In 2015, The Association worked with Congress and coalition partners such as MDA to enact legislation in December to help preserve access to power wheelchair accessories such as custom head support and seating systems, mounting hardware, adjustable leg rests, and specialty drive controls among other wheelchair accessories upon which people with ALS depend. The Centers for Medicare and Medicaid Services (CMS) was schedule to significantly reduce payments for these accessories on January 1, 2016; however, the Department worked with Congress to delay implementation of these cuts by one year.
In 2016, The Association will work to implement a permanent solution through the legislative or regulatory process.
The Association is looking to find opportunities to waive the five month waiting period for Social Security Disability Insurance (SSDI).

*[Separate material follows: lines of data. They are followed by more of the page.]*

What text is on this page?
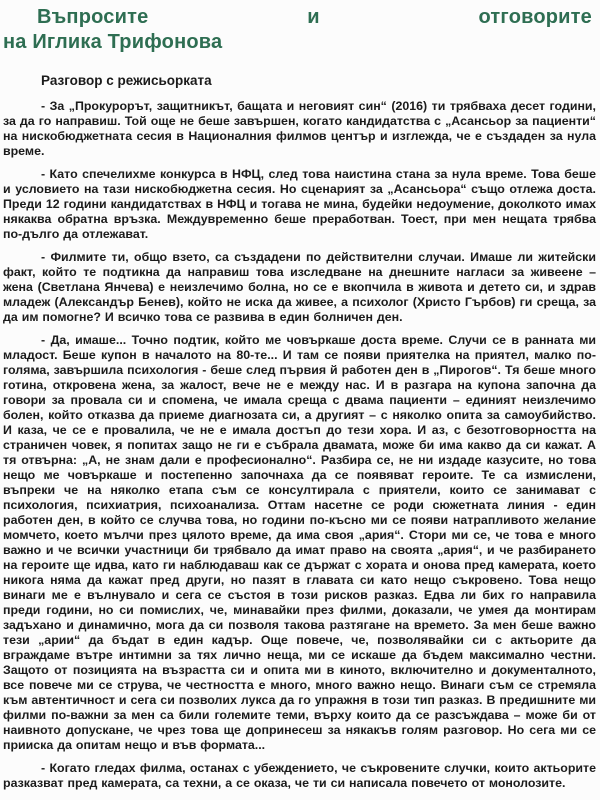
Въпросите и отговорите
на Иглика Трифонова
Разговор с режисьорката

- За „Прокурорът, защитникът, бащата и неговият син“ (2016) ти трябваха десет години, за да го направиш. Той още не беше завършен, когато кандидатства с „Асансьор за пациенти“ на нискобюджетната сесия в Националния филмов център и изглежда, че е създаден за нула време.

- Като спечелихме конкурса в НФЦ, след това наистина стана за нула време. Това беше и условието на тази нискобюджетна сесия. Но сценарият за „Асансьора“ също отлежа доста. Преди 12 години кандидатствах в НФЦ и тогава не мина, будейки недоумение, доколкото имах някаква обратна връзка. Междувременно беше преработван. Тоест, при мен нещата трябва по-дълго да отлежават.

- Филмите ти, общо взето, са създадени по действителни случаи. Имаше ли житейски факт, който те подтикна да направиш това изследване на днешните нагласи за живеене – жена (Светлана Янчева) е неизлечимо болна, но се е вкопчила в живота и детето си, и здрав младеж (Александър Бенев), който не иска да живее, а психолог (Христо Гърбов) ги среща, за да им помогне? И всичко това се развива в един болничен ден.

- Да, имаше... Точно подтик, който ме човъркаше доста време. Случи се в ранната ми младост. Беше купон в началото на 80-те... И там се появи приятелка на приятел, малко по-голяма, завършила психология - беше след първия й работен ден в „Пирогов“. Тя беше много готина, откровена жена, за жалост, вече не е между нас. И в разгара на купона започна да говори за провала си и спомена, че имала среща с двама пациенти – единият неизлечимо болен, който отказва да приеме диагнозата си, а другият – с няколко опита за самоубийство. И каза, че се е провалила, че не е имала достъп до тези хора. И аз, с безотговорността на страничен човек, я попитах защо не ги е събрала двамата, може би има какво да си кажат. А тя отвърна: „А, не знам дали е професионално“. Разбира се, не ни издаде казусите, но това нещо ме човъркаше и постепенно започнаха да се появяват героите. Те са измислени, въпреки че на няколко етапа съм се консултирала с приятели, които се занимават с психология, психиатрия, психоанализа. Оттам насетне се роди сюжетната линия - един работен ден, в който се случва това, но години по-късно ми се появи натрапливото желание момчето, което мълчи през цялото време, да има своя „ария“. Стори ми се, че това е много важно и че всички участници би трябвало да имат право на своята „ария“, и че разбирането на героите ще идва, като ги наблюдаваш как се държат с хората и онова пред камерата, което никога няма да кажат пред други, но пазят в главата си като нещо съкровено. Това нещо винаги ме е вълнувало и сега се състоя в този рисков разказ. Едва ли бих го направила преди години, но си помислих, че, минавайки през филми, доказали, че умея да монтирам задъхано и динамично, мога да си позволя такова разтягане на времето. За мен беше важно тези „арии“ да бъдат в един кадър. Още повече, че, позволявайки си с актьорите да вграждаме вътре интимни за тях лично неща, ми се искаше да бъдем максимално честни. Защото от позицията на възрастта си и опита ми в киното, включително и документалното, все повече ми се струва, че честността е много, много важно нещо. Винаги съм се стремяла към автентичност и сега си позволих лукса да го упражня в този тип разказ. В предишните ми филми по-важни за мен са били големите теми, върху които да се разсъждава – може би от наивното допускане, че чрез това ще допринесеш за някакъв голям разговор. Но сега ми се прииска да опитам нещо и във формата...

- Когато гледах филма, останах с убеждението, че съкровените случки, които актьорите разказват пред камерата, са техни, а се оказа, че ти си написала повечето от монолозите.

After a disability claimant has been approved to receive SSDI benefits, the individual is subject to a five month waiting period before the individual will receive the disability benefits. During these five months, many families who already have paid into social security are left with no form of income creating hardships.
The Association has twice worked with Members of Congress to introduce legislation to eliminate the five month waiting period. While this is a challenging issue in the current political climate, The Association recognizes the importance of the issue to the ALS community and will continue to work to find opportunities to eliminate the five month waiting period.